The magnitude of the needs here need to be better understood by the rest of the world.

 

Safe spaces for refugees to open up

Khadiza Chowdhry, local mental health counsellor

Khadiza has been working in the MSF clinic next to the Nayapara refugee camp since November. She was a housewife, but her husband saw a vacancy and encouraged Khadiza to work. She is now part of a four-member team that provides psychosocial support to Rohingya refugees. The camp has increased in size dramatically in the last few weeks.

Most of the women are missing their husbands or sons. Their houses have been burnt. They are very worried about their future. For the patients, mental health consultations are always something new. They didn’t have access to these services in Myanmar. The consultations make them feel better because they have someone they can tell their story to.

Our mental health community educators work directly with the Rohingya community. They select patients that are then referred to us. Many of them are suffering from insomnia. Some patients are referred to the Kutupalong clinic if they are found to have psychiatric issues. I meet with four or five new patients every day and do follow up with another four. Each session lasts from 45 minutes to an hour. I generally talk to both adult men and women, but today we had a child patient. In two and a half months, 180 patients have been provided with mental health consultations at this clinic.
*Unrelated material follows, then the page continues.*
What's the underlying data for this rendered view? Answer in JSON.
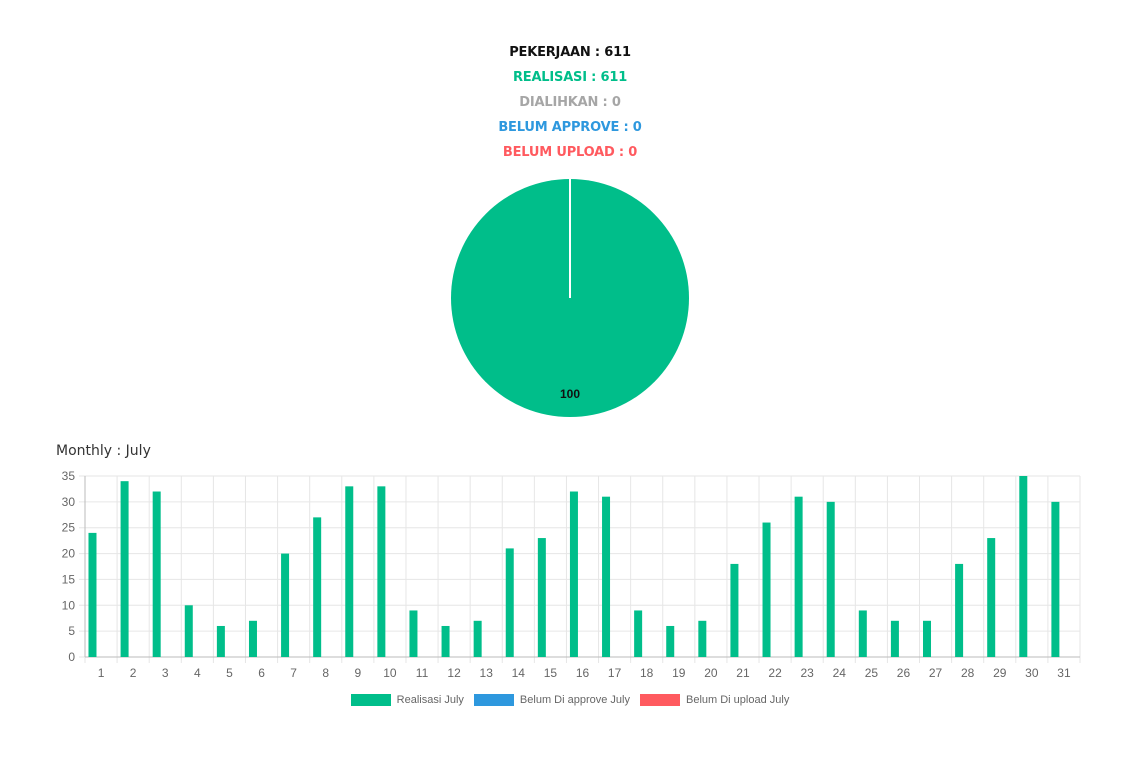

They find it easy to talk to with the counsellors because, despite all the issues they carry on their shoulders, they prefer to open up to someone who is from outside their community. I recall a case of an 18-year-old boy who had nobody. His mother, father and brother had been killed. He had been beaten and could not move his leg. He came to the consultation because of a pain in his hand. He used to work in Myanmar as a day labour, but now he is unable to do anything. He gets some relief items and begs for some money. In our sessions, I ask him about activities that help him to feel better. He says he finds some relief by thinking of his mother and father, and when he watches TV in a nearby tea shop. I encourage him to do things that provide relief. I say to him, ‘You are not alone in the world; all of whole humankind is here with you.’